I completely agree with Cleese on all counts, which is to say my experience lines up exactly with what he's saying. Creativity is a frame of mind that can be cultivated and practiced. It's ruined by some kinds of people, so be sure to kick them out. It's a shedding of that "closed mode," as he says, for a while. You need the closed mode to get things done, but you need the "open mode" to get the wacky ideas that eventually turn into the actually good ideas.
I think the thing that strikes me as most true of all is the part about sticking with something, and putting in more time. That goes against the stereotype, as we might imagine really creative people instantly have amazing ideas. In my experience though, it takes a huge amount of persistence to solve creative problems. When others give up or take a kind of mediocre way out, you should instead keep at it and at it. He suggest 1.5 hours at a time though I think you can actually do much longer stretches than that once you've developed the mental stamina for it.
The other kind of time is just as important, the time you "aren't working on the problem," yet your unconscious is. In project management, this is sometimes expressed in "number of showers." For example, if we can choose to pay for 20 people to work for a 2 months on a project or for 10 people to work 4 months on it, an advantage of choosing 10 people for 4 months is that every person involved will take twice as many showers. Good ideas happen in the shower.

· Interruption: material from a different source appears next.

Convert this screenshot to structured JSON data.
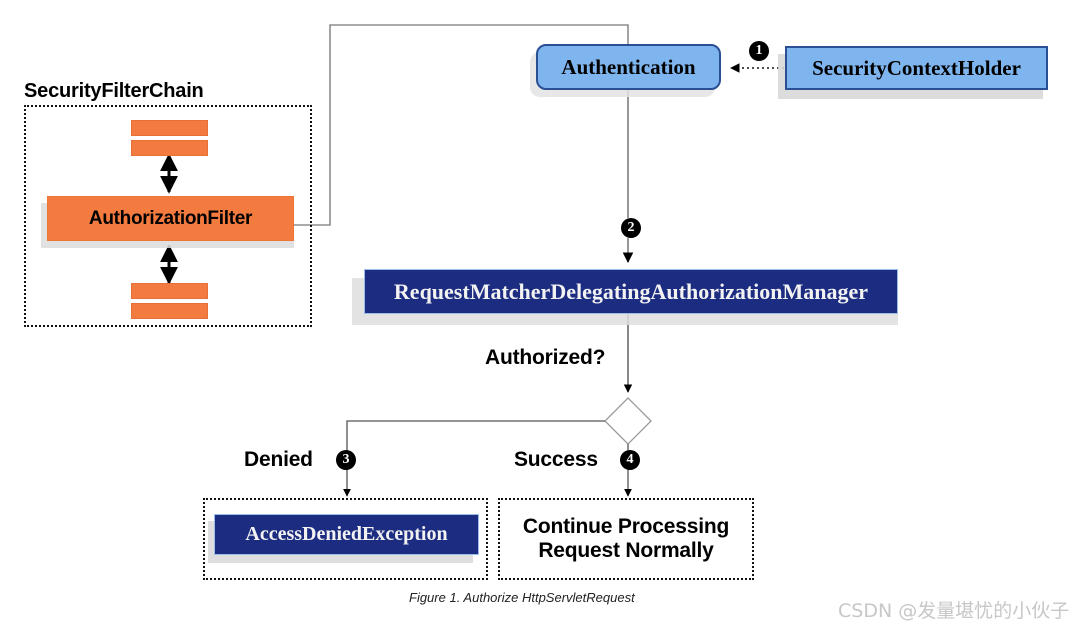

And while we're talking about showers, Paul Graham has spoken about that subject too. He's interacted with more startup companies than just about anyone and he once mentioned that when a startup goes into fundraising mode, they tend to get way worse at making whatever it is they're making. He said at first glance that's because if they spend X time on fundraising work and planning, they are spending X less time on making the product. But that's NOT it, he says. It's that they think about fundraising in the shower. What you think about in the shower is often what your unconscious mind has been grinding and grinding away at. So if that very valuable resource (your unconscious mind) is thinking about how to get more money, then it's not supplying you with the creativity necessary to make good products.
Thanks to John Cleese for articulating what creativity is, or isn't. I think this message is especially valuable for those people who "aren't creative," because it explains that you can solve that by setting up the right situation for yourself and getting into the right frame of mind. You can be creative.